Introduction to Patent Law

Patents provide an owner with a government issued limited monopoly with rights to stop others from making, using, or selling the invention for a fixed period of time. To obtain this limited monopoly, an inventor must disclose to somebody of ordinary skill in the pertinent art how to make or use the invention without undue experimentation. Patents serve as a reward to the inventor, as well as to encourage innovation. The ultimate goal is that by granting monopoly rights for a limited period of time, the public will be able to use this information for the public's benefit after the patent rights expire.

Two Main Types of Patents

Inventions are typically filed as either a utility patent application or a design patent application. Utility patents can protect the structure and function of the invention, whereas a design patent protects the ornamental configuration or surface decoration. In many cases, utility and design patents can be used together to create different legal rights. Many companies will typically start with utility applications before filing design patents, or filing many applications in unison.

Utility Patent

Utility patents expire 20 years after the date the application from the date of first filing, including those utility patents that claim a benefit to an earlier filed application. In many cases, the effect of a company's patent portfolio is felt long after the patents expire because the company will have gained market shares and brand recognition over the 20 year period.

Utility patent applications include provisional patent applications and non-provisional patent applications. Provisional patent applications are considered to be less formal than a non-provisional patent application at least because they do not require patent claims. In addition, a provisional patent will not be examined by the patent office. Instead, the inventor must later file a non-provisional patent application, which will then place the invention in line at the USPTO for examination.

Provisional patent applications are helpful when the idea needs development or refinement. In many cases, a final product will differ substantially for your prototype or idea at the beginning of the patent process. The provisional patent application is a tool that will provide a full year to develop your product, and in many other cases, seek seed funding from investors, before filing a non-provisional patent.

Design Patent

Design patents expire 14 years from the date of issuance. A patent attorney can extend the life of a design patent by properly claiming benefit to one or more non-provisional patent applications.

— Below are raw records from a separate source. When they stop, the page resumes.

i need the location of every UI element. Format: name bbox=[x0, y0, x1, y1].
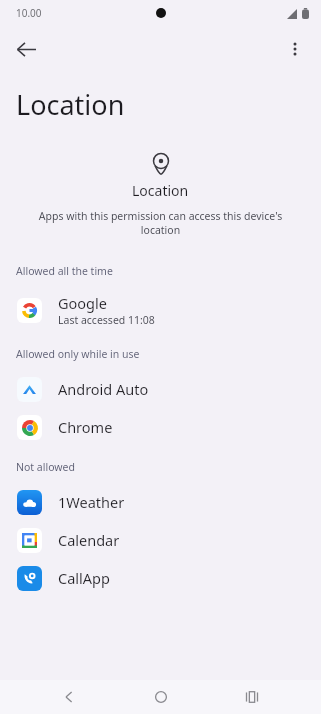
button[interactable]: Google bbox=[0, 287, 321, 333]
button[interactable]: Back bbox=[46, 680, 92, 714]
button[interactable]: 1Weather bbox=[0, 483, 321, 521]
button[interactable]: CallApp bbox=[0, 559, 321, 597]
staticText: 1Weather bbox=[58, 492, 125, 512]
staticText: Location bbox=[16, 86, 125, 123]
button[interactable]: Home bbox=[138, 680, 184, 714]
button[interactable]: Android Auto bbox=[0, 370, 321, 408]
staticText: Location bbox=[132, 181, 189, 200]
staticText: Google bbox=[58, 293, 107, 313]
button[interactable]: Recent apps bbox=[229, 680, 275, 714]
staticText: Allowed all the time bbox=[16, 264, 113, 278]
staticText: Not allowed bbox=[16, 460, 75, 474]
button[interactable]: Calendar bbox=[0, 521, 321, 559]
button[interactable]: More options bbox=[275, 29, 315, 69]
staticText: Last accessed 11:08 bbox=[58, 313, 155, 327]
staticText: Chrome bbox=[58, 417, 113, 437]
button[interactable]: Back bbox=[6, 29, 46, 69]
button[interactable]: Chrome bbox=[0, 408, 321, 446]
staticText: Allowed only while in use bbox=[16, 347, 140, 361]
staticText: Android Auto bbox=[58, 379, 149, 399]
staticText: Calendar bbox=[58, 530, 120, 550]
staticText: 10.00 bbox=[16, 6, 42, 20]
staticText: CallApp bbox=[58, 568, 110, 588]
staticText: Apps with this permission can access thi… bbox=[34, 209, 287, 237]
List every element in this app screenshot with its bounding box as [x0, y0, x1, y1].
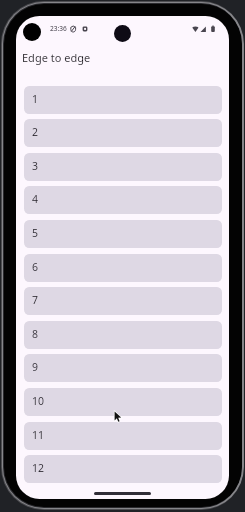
staticText: 4 [32, 192, 39, 206]
button[interactable]: 7 [24, 287, 222, 315]
staticText: 11 [32, 428, 45, 442]
staticText: 5 [32, 226, 39, 240]
button[interactable]: 2 [24, 119, 222, 147]
staticText: 12 [32, 461, 45, 475]
staticText: 7 [32, 293, 39, 307]
staticText: 10 [32, 394, 45, 408]
button[interactable]: 11 [24, 422, 222, 450]
staticText: 23:36 [50, 24, 67, 33]
staticText: Edge to edge [22, 50, 91, 65]
button[interactable]: 12 [24, 455, 222, 483]
button[interactable]: 9 [24, 354, 222, 382]
button[interactable]: 4 [24, 186, 222, 214]
button[interactable]: 3 [24, 153, 222, 181]
button[interactable]: 8 [24, 321, 222, 349]
button[interactable]: Account [23, 23, 41, 41]
staticText: 6 [32, 260, 39, 274]
staticText: 3 [32, 159, 39, 173]
button[interactable]: 5 [24, 220, 222, 248]
button[interactable]: 10 [24, 388, 222, 416]
staticText: 9 [32, 360, 39, 374]
staticText: 2 [32, 125, 39, 139]
staticText: 8 [32, 327, 39, 341]
button[interactable]: 6 [24, 254, 222, 282]
button[interactable]: 1 [24, 86, 222, 114]
staticText: 1 [32, 92, 39, 106]
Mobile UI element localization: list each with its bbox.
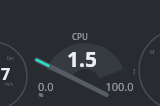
button[interactable]: CPU usage gauge <box>0 0 160 106</box>
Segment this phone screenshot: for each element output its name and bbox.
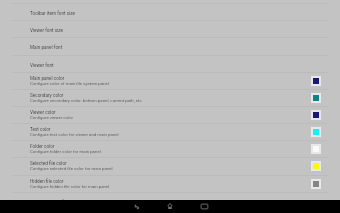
staticText: Configure selected file color for main p… <box>30 166 113 171</box>
staticText: Configure color of main file system pane… <box>30 81 109 86</box>
staticText: Configure text color for viewer and main… <box>30 132 119 137</box>
button[interactable]: Home <box>159 200 181 212</box>
staticText: Configure hidden file color for main pan… <box>30 184 110 189</box>
button[interactable]: Secondary color <box>0 89 340 106</box>
button[interactable]: Viewer font <box>0 55 340 72</box>
button[interactable]: Toolbar item font size <box>0 3 340 20</box>
staticText: Secondary color <box>30 93 64 98</box>
button[interactable]: Viewer font size <box>0 20 340 37</box>
staticText: Hidden file color <box>30 179 64 184</box>
button[interactable]: Recents <box>193 200 215 212</box>
staticText: Toolbar item font size <box>30 11 75 16</box>
staticText: Selected file color <box>30 161 67 166</box>
staticText: Configure viewer color <box>30 115 74 120</box>
staticText: Folder color <box>30 144 55 149</box>
staticText: Viewer font size <box>30 28 63 33</box>
staticText: Main panel color <box>30 76 65 81</box>
button[interactable]: Main panel color <box>0 72 340 89</box>
staticText: Configure folder color for main panel <box>30 149 101 154</box>
button[interactable]: Text color <box>0 123 340 140</box>
button[interactable]: Viewer color <box>0 106 340 123</box>
button[interactable]: Folder color <box>0 140 340 157</box>
button[interactable]: Main panel font <box>0 37 340 54</box>
staticText: Main panel font <box>30 45 63 50</box>
button[interactable]: Selected file color <box>0 157 340 174</box>
button[interactable]: Hidden file color <box>0 175 340 192</box>
staticText: Configure secondary color: bottom panel,… <box>30 98 142 103</box>
staticText: Text color <box>30 127 51 132</box>
button[interactable]: Back <box>125 200 147 212</box>
staticText: Viewer color <box>30 110 56 115</box>
staticText: Viewer font <box>30 63 54 68</box>
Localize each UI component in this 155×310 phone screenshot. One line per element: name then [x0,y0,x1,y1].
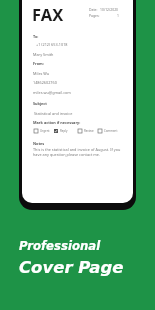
staticText: Reply [60,129,68,133]
staticText: Subject [33,101,47,106]
staticText: Miles Wu [33,71,50,76]
button[interactable]: Urgent [34,129,50,133]
staticText: miles.wu@gmail.com [33,90,71,95]
staticText: Urgent [40,129,50,133]
staticText: Cover Page [19,258,124,277]
staticText: 14862602760 [33,80,57,85]
staticText: Pages: [89,13,100,18]
staticText: Mark action if necessary: [33,120,81,125]
staticText: This is the statistical and invoice of A… [33,147,121,157]
staticText: Statistical and invoice [34,111,73,116]
staticText: To: [33,34,39,39]
button[interactable]: Review [78,129,94,133]
staticText: Date: [89,7,98,12]
staticText: 10/12/2020 [100,7,119,12]
staticText: FAX [32,3,64,25]
staticText: Notes [33,141,45,146]
staticText: Review [84,129,94,133]
button[interactable]: FAX [22,0,133,203]
button[interactable]: Reply [54,129,68,133]
staticText: Comment [104,129,118,133]
staticText: Mary Smith [33,52,54,57]
staticText: From: [33,61,44,66]
button[interactable]: Comment [98,129,118,133]
staticText: 1 [117,13,119,18]
staticText: Professional [19,239,101,253]
staticText: +1 (212) 653-1018 [36,42,68,47]
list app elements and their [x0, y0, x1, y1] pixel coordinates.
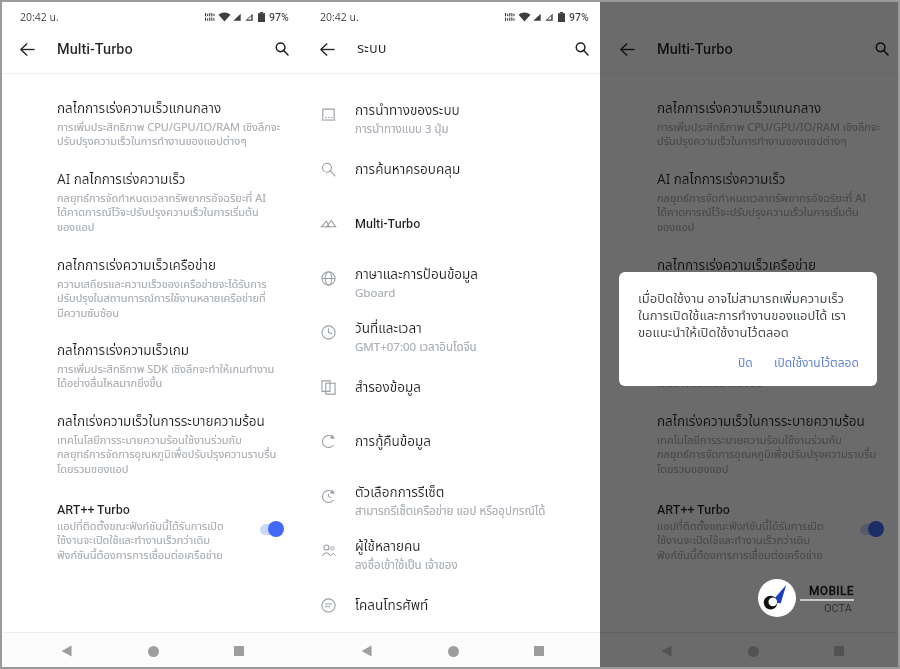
button[interactable]: การกู้คืนข้อมูล — [300, 413, 600, 468]
staticText: กลยุทธ์การจัดกำหนดเวลาทรัพยากรอัจฉริยะที… — [657, 190, 866, 236]
staticText: ART++ Turbo — [57, 502, 130, 517]
button[interactable]: Search — [268, 35, 296, 63]
staticText: Gboard — [355, 285, 396, 302]
button[interactable]: Search — [568, 35, 596, 63]
button[interactable]: กลไกการเร่งความเร็วเกม — [0, 341, 300, 392]
staticText: แอปที่ติดตั้งขณะฟังก์ชันนี้ได้รับการเปิด… — [57, 518, 224, 564]
staticText: 20:42 น. — [20, 10, 59, 26]
button[interactable]: Home — [433, 633, 473, 669]
staticText: ผู้ใช้หลายคน — [355, 537, 421, 557]
button[interactable]: กลไกการเร่งความเร็วเครือข่าย — [0, 256, 300, 322]
button[interactable]: Multi-Turbo — [300, 195, 600, 250]
button[interactable]: Home — [133, 633, 173, 669]
staticText: วันที่และเวลา — [355, 319, 422, 339]
staticText: การเพิ่มประสิทธิภาพ SDK เชิงลึกจะทำให้เก… — [657, 361, 875, 392]
button[interactable]: Navigate up — [613, 35, 641, 63]
staticText: เทคโนโลยีการระบายความร้อนใช้งานร่วมกับ ก… — [657, 432, 877, 478]
staticText: การค้นหาครอบคลุม — [355, 160, 461, 180]
staticText: การเพิ่มประสิทธิภาพ CPU/GPU/IO/RAM เชิงล… — [657, 119, 881, 150]
staticText: กลยุทธ์การจัดกำหนดเวลาทรัพยากรอัจฉริยะที… — [57, 190, 266, 236]
button[interactable]: ภาษาและการป้อนข้อมูล — [300, 250, 600, 305]
staticText: ART++ Turbo — [657, 502, 730, 517]
staticText: กลไกการเร่งความเร็วเครือข่าย — [657, 256, 817, 276]
staticText: 97% — [269, 11, 289, 23]
button[interactable]: Navigate up — [13, 35, 41, 63]
button[interactable]: ผู้ใช้หลายคน — [300, 522, 600, 577]
staticText: กลไกการเร่งความเร็วเครือข่าย — [57, 256, 217, 276]
staticText: การนำทางแบบ 3 ปุ่ม — [355, 121, 449, 138]
button[interactable]: ART++ Turbo — [0, 502, 300, 564]
staticText: Multi-Turbo — [355, 216, 421, 231]
button[interactable]: ปิด — [730, 350, 761, 376]
staticText: สามารถรีเซ็ตเครือข่าย แอป หรืออุปกรณ์ได้ — [355, 503, 546, 520]
button[interactable]: กลไกการเร่งความเร็วแกนกลาง — [600, 99, 900, 150]
button[interactable]: AI กลไกการเร่งความเร็ว — [0, 170, 300, 236]
staticText: กลไกการเร่งความเร็วเกม — [657, 341, 790, 361]
staticText: 20:42 น. — [320, 10, 359, 26]
button[interactable]: วันที่และเวลา — [300, 304, 600, 359]
button[interactable]: ART++ Turbo — [600, 502, 900, 564]
button[interactable]: Recent apps — [819, 633, 859, 669]
staticText: OCTA — [824, 602, 852, 615]
button[interactable]: สำรองข้อมูล — [300, 359, 600, 414]
staticText: การเพิ่มประสิทธิภาพ CPU/GPU/IO/RAM เชิงล… — [57, 119, 281, 150]
button[interactable]: กลไกเร่งความเร็วในการระบายความร้อน — [600, 412, 900, 478]
staticText: กลไกเร่งความเร็วในการระบายความร้อน — [57, 412, 265, 432]
button[interactable]: การค้นหาครอบคลุม — [300, 141, 600, 196]
staticText: ความเสถียรและความเร็วของเครือข่ายจะได้รั… — [657, 276, 867, 322]
staticText: เทคโนโลยีการระบายความร้อนใช้งานร่วมกับ ก… — [57, 432, 277, 478]
button[interactable]: Search — [868, 35, 896, 63]
staticText: ตัวเลือกการรีเซ็ต — [355, 483, 445, 503]
staticText: GMT+07:00 เวลาอินโดจีน — [355, 339, 477, 356]
staticText: สำรองข้อมูล — [355, 378, 421, 398]
button[interactable]: Navigate up — [313, 35, 341, 63]
button[interactable]: Back — [47, 633, 87, 669]
staticText: ความเสถียรและความเร็วของเครือข่ายจะได้รั… — [57, 276, 267, 322]
button[interactable]: โคลนโทรศัพท์ — [300, 577, 600, 632]
button[interactable]: กลไกการเร่งความเร็วแกนกลาง — [0, 99, 300, 150]
staticText: ภาษาและการป้อนข้อมูล — [355, 265, 479, 285]
staticText: การกู้คืนข้อมูล — [355, 432, 431, 452]
staticText: ระบบ — [357, 38, 387, 60]
staticText: กลไกการเร่งความเร็วแกนกลาง — [57, 99, 222, 119]
staticText: ลงชื่อเข้าใช้เป็น เจ้าของ — [355, 557, 458, 574]
button[interactable]: เปิดใช้งานไว้ตลอด — [772, 350, 861, 376]
button[interactable]: กลไกเร่งความเร็วในการระบายความร้อน — [0, 412, 300, 478]
button[interactable]: กลไกการเร่งความเร็วเครือข่าย — [600, 256, 900, 322]
button[interactable]: ตัวเลือกการรีเซ็ต — [300, 468, 600, 523]
button[interactable]: Back — [647, 633, 687, 669]
button[interactable]: Recent apps — [519, 633, 559, 669]
staticText: Multi-Turbo — [57, 41, 133, 58]
staticText: Multi-Turbo — [657, 41, 733, 58]
staticText: โคลนโทรศัพท์ — [355, 596, 429, 616]
button[interactable]: กลไกการเร่งความเร็วเกม — [600, 341, 900, 392]
staticText: AI กลไกการเร่งความเร็ว — [57, 170, 186, 190]
button[interactable]: ART++ Turbo switch — [859, 521, 884, 537]
staticText: AI กลไกการเร่งความเร็ว — [657, 170, 786, 190]
staticText: กลไกเร่งความเร็วในการระบายความร้อน — [657, 412, 865, 432]
button[interactable]: AI กลไกการเร่งความเร็ว — [600, 170, 900, 236]
staticText: การนำทางของระบบ — [355, 101, 460, 121]
button[interactable]: การนำทางของระบบ — [300, 86, 600, 141]
button[interactable]: Home — [733, 633, 773, 669]
button[interactable]: Recent apps — [219, 633, 259, 669]
button[interactable]: ART++ Turbo switch — [259, 521, 284, 537]
staticText: MOBILE — [809, 584, 854, 598]
staticText: เมื่อปิดใช้งาน อาจไม่สามารถเพิ่มความเร็ว… — [638, 289, 846, 343]
staticText: การเพิ่มประสิทธิภาพ SDK เชิงลึกจะทำให้เก… — [57, 361, 275, 392]
staticText: แอปที่ติดตั้งขณะฟังก์ชันนี้ได้รับการเปิด… — [657, 518, 824, 564]
staticText: กลไกการเร่งความเร็วแกนกลาง — [657, 99, 822, 119]
staticText: กลไกการเร่งความเร็วเกม — [57, 341, 190, 361]
button[interactable]: Back — [347, 633, 387, 669]
staticText: 97% — [569, 11, 589, 23]
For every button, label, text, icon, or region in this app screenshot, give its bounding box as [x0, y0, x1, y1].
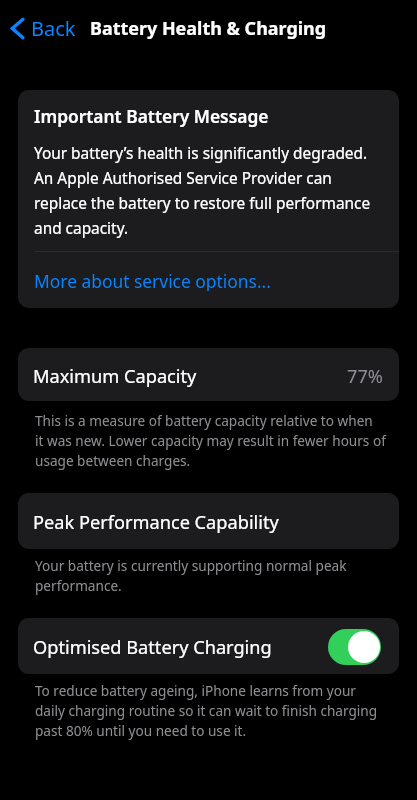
button[interactable]: Maximum Capacity: [18, 348, 399, 401]
staticText: Maximum Capacity: [33, 364, 197, 389]
button[interactable]: Back: [0, 7, 82, 50]
button[interactable]: Optimised Battery Charging: [328, 629, 381, 665]
staticText: 77%: [347, 364, 383, 389]
staticText: Important Battery Message: [34, 104, 269, 128]
button[interactable]: More about service options...: [18, 252, 399, 291]
staticText: This is a measure of battery capacity re…: [35, 410, 386, 470]
staticText: Back: [31, 15, 76, 42]
staticText: More about service options...: [34, 269, 271, 291]
button[interactable]: Optimised Battery Charging: [18, 618, 399, 674]
staticText: Peak Performance Capability: [33, 510, 279, 535]
staticText: To reduce battery ageing, iPhone learns …: [35, 680, 378, 740]
staticText: Battery Health & Charging: [90, 16, 327, 40]
staticText: Optimised Battery Charging: [33, 635, 272, 660]
staticText: Your battery’s health is significantly d…: [34, 139, 371, 239]
staticText: Your battery is currently supporting nor…: [35, 555, 347, 595]
button[interactable]: Peak Performance Capability: [18, 493, 399, 549]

The ornamental design may be embodied in an entire or particle, but it can also be embodied by only a portion of an article or simply ornamentation applied to an article. Ghost lines can be used to claim surface ornamentation. While design patents can have multiple embodiments, design applications only include a single claim. Therefore, if there is no apparent relationship between two or more articles, then the embodiments must be filed in separate applications. For example, two embodiments of a chair with minimal differences in the configurations may be filed in a single application, whereas two embodiments of a chair with distinct appearances must be filed in separate design patent applications.